Dec. 7 (Bloomberg) -- German stocks rose to a 30-month high after President Barack Obama agreed to extend tax cuts, the U.S. government sold its remaining Citigroup Inc. holding and copper rose to its highest price on record.
Bayer AG, Europe’s biggest drug and chemical maker, rose 0.9 percent after Credit Suisse Group AG upgraded its recommendation on the shares, while Porsche SE climbed 4.4 percent after Barclays Plc raised its recommendation for the carmaker. Hochtief AG jumped 3.4 percent after a report Actividades de Construccion y Servicios SA will continue with its bid.
The DAX Index gained 0.7 percent to 7,001.91 at the 5:30 p.m. close of trading in Frankfurt, the highest since June 2008. The gauge advanced 0.1 percent yesterday as Federal Reserve Chairman Ben S. Bernanke said the U.S. central bank may expand its bond-purchase program beyond the $600 billion announced last month. The broader HDAX Index also added 0.7 percent today.
“The U.S. government is placing the last bit of Citigroup they own and the shares are likely to be snapped up,” said Lex van Dam, fund manager at London-based Hampstead Capital LLP, which oversees $500 million. “That, combined with the Obama tax cuts and the continued rally in the commodity space, means many bears are throwing in the towel today and jumping in.”
German factory orders rose in October as domestic demand picked up, another sign the country’s economic recovery is broadening.
Orders, adjusted for seasonal swings and inflation, increased 1.6 from September, when they fell 4 percent, the Economy Ministry in Berlin said today. From a year earlier, orders climbed 17.9 percent when adjusted for working days.

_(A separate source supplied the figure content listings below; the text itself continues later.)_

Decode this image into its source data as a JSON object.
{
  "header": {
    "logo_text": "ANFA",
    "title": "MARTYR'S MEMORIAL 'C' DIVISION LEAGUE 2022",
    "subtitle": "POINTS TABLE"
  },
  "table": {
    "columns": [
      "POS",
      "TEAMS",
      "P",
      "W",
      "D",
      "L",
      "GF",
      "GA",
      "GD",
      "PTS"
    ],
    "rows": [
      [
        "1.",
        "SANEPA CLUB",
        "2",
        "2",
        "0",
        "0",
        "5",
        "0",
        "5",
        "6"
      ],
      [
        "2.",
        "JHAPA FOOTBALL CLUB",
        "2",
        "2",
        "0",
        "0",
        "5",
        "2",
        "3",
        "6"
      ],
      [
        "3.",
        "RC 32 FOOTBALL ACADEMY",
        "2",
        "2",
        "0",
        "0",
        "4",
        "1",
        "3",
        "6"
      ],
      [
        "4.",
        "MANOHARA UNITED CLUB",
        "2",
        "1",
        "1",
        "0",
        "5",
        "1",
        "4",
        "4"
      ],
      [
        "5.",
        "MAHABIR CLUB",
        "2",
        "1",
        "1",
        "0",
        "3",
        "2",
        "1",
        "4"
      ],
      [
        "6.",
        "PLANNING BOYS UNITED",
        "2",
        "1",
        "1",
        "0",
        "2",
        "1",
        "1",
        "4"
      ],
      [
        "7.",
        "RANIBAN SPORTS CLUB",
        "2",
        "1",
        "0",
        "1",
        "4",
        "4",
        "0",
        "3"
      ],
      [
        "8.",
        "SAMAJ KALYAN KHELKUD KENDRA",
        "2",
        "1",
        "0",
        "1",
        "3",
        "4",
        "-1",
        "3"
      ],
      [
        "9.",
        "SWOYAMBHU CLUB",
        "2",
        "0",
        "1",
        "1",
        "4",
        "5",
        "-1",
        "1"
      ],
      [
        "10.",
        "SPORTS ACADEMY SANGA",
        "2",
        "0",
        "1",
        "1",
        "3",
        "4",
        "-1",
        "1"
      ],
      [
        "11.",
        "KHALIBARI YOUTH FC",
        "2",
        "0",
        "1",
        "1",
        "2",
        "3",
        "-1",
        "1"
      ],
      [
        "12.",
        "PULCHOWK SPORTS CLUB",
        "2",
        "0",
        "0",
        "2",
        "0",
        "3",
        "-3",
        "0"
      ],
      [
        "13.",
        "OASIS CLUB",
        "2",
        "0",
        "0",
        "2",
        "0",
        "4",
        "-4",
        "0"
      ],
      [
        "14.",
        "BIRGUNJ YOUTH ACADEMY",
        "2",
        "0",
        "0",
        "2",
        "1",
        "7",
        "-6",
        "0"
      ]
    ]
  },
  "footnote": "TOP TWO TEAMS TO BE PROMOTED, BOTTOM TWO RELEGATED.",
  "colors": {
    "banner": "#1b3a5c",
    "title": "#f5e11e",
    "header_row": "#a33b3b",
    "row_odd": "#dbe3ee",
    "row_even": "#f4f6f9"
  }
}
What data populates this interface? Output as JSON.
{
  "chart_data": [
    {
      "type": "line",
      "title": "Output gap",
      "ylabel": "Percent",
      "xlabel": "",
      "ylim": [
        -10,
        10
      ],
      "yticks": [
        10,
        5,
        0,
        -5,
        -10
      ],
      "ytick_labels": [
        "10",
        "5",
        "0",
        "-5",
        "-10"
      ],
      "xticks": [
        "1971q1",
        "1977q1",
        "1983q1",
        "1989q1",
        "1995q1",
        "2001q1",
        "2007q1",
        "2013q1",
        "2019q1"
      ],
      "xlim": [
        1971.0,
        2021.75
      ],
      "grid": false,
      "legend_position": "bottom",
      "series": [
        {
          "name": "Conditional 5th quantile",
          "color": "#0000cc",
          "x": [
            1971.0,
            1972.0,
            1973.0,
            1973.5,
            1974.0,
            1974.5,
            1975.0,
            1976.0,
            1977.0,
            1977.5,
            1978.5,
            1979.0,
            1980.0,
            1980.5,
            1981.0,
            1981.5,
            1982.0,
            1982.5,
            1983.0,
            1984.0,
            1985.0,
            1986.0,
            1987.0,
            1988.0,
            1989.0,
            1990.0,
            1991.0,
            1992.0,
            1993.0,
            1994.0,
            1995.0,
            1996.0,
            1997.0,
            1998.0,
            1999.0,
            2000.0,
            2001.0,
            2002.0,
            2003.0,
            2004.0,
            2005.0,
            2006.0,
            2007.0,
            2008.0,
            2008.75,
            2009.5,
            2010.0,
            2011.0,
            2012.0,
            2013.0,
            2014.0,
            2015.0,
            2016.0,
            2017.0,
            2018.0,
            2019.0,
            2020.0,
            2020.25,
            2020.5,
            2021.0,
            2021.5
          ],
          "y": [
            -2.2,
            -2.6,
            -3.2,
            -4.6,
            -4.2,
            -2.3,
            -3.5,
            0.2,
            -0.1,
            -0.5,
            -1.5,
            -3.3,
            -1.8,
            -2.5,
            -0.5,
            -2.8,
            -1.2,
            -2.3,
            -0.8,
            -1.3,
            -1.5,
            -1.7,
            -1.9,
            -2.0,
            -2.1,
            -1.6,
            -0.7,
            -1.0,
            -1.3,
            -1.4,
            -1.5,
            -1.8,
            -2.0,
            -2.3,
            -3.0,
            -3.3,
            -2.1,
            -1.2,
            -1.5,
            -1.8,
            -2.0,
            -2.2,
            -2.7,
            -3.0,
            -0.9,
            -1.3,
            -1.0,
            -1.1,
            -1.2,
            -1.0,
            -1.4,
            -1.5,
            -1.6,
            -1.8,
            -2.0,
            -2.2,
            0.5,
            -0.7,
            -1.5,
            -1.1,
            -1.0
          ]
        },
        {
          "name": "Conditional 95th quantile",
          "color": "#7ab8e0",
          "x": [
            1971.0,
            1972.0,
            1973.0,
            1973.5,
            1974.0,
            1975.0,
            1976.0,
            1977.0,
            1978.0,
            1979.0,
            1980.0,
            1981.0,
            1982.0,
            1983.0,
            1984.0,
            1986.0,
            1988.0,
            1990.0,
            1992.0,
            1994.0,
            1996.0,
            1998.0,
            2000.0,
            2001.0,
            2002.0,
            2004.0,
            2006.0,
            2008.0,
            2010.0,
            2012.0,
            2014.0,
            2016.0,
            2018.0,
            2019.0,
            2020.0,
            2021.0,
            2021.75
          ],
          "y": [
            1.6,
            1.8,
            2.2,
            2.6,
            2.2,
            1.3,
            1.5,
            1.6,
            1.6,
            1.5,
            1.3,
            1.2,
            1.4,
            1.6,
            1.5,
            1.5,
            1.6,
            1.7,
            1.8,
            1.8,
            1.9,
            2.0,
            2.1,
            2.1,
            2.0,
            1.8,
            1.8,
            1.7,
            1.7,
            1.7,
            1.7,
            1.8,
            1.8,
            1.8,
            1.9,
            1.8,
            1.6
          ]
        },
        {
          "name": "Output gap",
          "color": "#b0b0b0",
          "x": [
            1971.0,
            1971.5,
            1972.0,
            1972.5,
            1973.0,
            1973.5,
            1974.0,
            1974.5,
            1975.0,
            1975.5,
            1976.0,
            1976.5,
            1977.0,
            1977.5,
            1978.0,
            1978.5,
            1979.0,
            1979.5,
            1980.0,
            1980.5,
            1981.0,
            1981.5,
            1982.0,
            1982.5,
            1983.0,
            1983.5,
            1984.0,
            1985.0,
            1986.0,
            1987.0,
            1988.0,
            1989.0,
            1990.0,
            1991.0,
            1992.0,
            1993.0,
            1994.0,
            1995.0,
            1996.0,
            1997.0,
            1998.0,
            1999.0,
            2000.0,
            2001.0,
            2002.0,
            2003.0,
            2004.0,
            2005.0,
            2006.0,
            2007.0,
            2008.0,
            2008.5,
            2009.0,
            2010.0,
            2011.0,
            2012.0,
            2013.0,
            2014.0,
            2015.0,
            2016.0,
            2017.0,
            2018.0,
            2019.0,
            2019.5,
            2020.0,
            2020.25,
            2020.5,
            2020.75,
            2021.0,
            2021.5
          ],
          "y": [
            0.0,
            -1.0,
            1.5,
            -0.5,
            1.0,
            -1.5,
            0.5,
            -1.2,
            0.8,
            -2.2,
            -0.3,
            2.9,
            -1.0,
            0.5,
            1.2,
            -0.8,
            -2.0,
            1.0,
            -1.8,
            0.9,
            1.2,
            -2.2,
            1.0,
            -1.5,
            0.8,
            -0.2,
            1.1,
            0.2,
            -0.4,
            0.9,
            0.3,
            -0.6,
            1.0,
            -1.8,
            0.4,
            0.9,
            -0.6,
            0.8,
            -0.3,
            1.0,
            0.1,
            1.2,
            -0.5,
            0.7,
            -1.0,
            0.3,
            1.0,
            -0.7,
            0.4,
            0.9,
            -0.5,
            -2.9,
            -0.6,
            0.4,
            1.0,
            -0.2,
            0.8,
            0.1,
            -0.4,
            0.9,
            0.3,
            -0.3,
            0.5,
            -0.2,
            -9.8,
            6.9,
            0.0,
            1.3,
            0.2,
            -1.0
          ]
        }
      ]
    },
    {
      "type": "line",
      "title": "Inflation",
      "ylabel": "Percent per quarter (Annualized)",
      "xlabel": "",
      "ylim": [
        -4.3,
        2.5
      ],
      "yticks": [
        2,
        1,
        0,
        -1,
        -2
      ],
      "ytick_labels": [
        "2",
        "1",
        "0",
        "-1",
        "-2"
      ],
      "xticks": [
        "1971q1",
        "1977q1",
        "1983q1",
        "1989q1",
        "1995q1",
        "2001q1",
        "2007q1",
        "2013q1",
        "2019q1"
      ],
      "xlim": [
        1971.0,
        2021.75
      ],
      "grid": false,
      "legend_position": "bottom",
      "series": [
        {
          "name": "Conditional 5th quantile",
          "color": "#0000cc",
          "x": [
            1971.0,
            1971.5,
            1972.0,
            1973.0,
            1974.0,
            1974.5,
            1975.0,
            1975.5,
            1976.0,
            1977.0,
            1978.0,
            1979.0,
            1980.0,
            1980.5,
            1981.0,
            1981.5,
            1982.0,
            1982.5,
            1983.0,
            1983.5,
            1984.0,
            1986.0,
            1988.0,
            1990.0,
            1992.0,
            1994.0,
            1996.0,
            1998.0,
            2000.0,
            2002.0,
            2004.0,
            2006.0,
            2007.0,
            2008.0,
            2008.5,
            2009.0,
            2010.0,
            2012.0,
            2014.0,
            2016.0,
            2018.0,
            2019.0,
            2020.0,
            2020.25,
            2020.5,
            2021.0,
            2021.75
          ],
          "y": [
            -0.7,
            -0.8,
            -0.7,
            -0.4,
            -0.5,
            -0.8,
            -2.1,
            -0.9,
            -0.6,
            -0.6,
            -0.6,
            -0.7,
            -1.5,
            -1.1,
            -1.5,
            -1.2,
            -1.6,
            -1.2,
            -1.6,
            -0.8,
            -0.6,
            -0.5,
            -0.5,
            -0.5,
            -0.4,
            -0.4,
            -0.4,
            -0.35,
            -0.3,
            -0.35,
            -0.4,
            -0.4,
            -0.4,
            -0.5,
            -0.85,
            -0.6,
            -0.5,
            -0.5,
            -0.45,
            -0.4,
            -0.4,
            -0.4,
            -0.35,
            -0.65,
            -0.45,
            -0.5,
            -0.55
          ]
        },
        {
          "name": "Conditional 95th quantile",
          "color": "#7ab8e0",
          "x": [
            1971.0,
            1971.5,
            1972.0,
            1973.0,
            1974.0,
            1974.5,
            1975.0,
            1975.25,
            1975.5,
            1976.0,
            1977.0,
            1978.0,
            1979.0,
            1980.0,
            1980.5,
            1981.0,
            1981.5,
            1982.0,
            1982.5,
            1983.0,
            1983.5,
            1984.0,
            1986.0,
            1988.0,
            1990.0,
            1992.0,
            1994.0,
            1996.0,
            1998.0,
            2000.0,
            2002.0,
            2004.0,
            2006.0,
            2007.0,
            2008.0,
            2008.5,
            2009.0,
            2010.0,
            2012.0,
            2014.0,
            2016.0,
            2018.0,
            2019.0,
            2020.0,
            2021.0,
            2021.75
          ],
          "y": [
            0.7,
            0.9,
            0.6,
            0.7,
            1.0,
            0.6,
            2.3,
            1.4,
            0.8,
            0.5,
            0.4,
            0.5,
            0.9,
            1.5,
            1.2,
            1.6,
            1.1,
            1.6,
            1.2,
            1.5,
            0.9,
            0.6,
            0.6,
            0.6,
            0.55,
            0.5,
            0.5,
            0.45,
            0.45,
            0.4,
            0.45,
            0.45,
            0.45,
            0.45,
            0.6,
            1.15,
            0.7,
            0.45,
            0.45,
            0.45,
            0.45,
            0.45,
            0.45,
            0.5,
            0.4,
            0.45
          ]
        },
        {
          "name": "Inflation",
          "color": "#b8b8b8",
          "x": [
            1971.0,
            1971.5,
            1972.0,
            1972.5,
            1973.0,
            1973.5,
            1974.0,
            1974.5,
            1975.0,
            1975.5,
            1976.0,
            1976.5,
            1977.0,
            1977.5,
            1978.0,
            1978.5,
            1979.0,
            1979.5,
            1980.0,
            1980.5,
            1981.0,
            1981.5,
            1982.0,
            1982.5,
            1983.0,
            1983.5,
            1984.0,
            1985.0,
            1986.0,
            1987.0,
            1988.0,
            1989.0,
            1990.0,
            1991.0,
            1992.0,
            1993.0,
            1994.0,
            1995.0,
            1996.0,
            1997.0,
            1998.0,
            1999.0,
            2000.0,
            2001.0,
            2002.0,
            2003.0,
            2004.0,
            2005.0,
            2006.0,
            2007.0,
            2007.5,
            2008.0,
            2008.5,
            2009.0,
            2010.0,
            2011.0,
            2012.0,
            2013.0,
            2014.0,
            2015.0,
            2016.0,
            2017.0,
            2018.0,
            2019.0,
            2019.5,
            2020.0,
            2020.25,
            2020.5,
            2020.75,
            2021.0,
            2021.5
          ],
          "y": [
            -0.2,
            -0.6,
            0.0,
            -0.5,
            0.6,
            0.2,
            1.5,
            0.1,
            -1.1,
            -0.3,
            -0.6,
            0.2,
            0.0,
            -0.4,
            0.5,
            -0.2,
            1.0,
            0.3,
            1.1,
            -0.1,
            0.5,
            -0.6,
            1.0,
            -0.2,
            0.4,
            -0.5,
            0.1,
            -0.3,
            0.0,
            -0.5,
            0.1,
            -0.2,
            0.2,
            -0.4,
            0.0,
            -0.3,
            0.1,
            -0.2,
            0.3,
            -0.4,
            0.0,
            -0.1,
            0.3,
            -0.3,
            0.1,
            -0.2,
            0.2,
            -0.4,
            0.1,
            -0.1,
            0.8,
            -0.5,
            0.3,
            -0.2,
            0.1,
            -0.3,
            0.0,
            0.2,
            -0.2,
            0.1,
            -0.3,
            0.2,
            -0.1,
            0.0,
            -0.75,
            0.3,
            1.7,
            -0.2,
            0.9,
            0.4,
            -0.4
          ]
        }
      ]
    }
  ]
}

President Obama said he will agree to keep Bush-era tax cuts for high-income taxpayers in exchange for extending federal unemployment insurance and cutting the payroll tax by $120 billion for one year.
Obama said he will accept lower rates on high earners’ income, dividends, capital gains and multi million-dollar estates for the next two years to break the stalemate over extending the Bush administration’s tax cuts for middle-class taxpayers before Congress adjourns.
The U.S. Treasury Department sold its remaining stock in Citigroup Inc. for $10.5 billion, bringing the country’s third-biggest bank a step closer to independence from the government following a $45 billion bailout in 2008.
European finance ministers ruled out immediate aid for Portugal and Spain or an increase in the 750 billion-euro ($999 billion) crisis fund, counting on European Central Bank bond purchases to calm debt-spooked markets.
A week after handing Ireland an 85 billion-euro lifeline, the finance chiefs voiced confidence that Spain and Portugal will tame their budget deficits and said the existing credit line is enough to defend them in an emergency.
Copper rose to a record in London as demand will outpace supply by 367,500 tons next year, enough for wires, pipes and appliances in about 1.8 million U.S. homes, according to the median forecast of 12 analysts surveyed by Bloomberg.
Bayer climbed 0.9 percent to 58.12 euros, its third rise. The drugmaker was raised to “outperform” from “neutral” at Credit Suisse.
Porsche jumped 4.4 percent to 68.57 euros, the highest price in over two years. The carmaker was raised to “overweight” from “equalweight” at Barclays.
Hochtief jumped 3.4 percent to 64.82 euros, the highest since Oct. 27. Actividades de Construccion y Servicios SA will continue with its bid for Hochtief AG even after the German construction company carries out a capital increase and sells 9.1 percent of its shares to Qatar Holding LLC, Expansion reported, without citing anyone.
The capital increase will dilute the stake in Hochtief owned by ACS to about 27 percent, making the goal of raising the stake above 30 percent more expensive, the newspaper said.
Siemens AG rose 1.7 percent to 91.59 euros, its second gain. The engineering company has received authorization from Germany’s Federal Financial Supervisory Authority (BaFin) to engage in banking operations. Siemens Bank GmbH will support sales in the company’s three operating sectors, the company said in an e-mailed statement today.
Henkel slipped 2.9 percent to 46.86 euros, erasing two days of gains. Morgan Stanley cut its recommendation to “equalweight,” saying it “would look for a more attractive entry point before adding to existing positions.”
Air Berlin Plc increased 3.1 percent to 3.92 euros, paring two days of losses. Germany’s second-biggest airline said passenger traffic rose 8.4 percent to 2.5 million in November, while the load factor rose 3.2 points to 74.9 percent.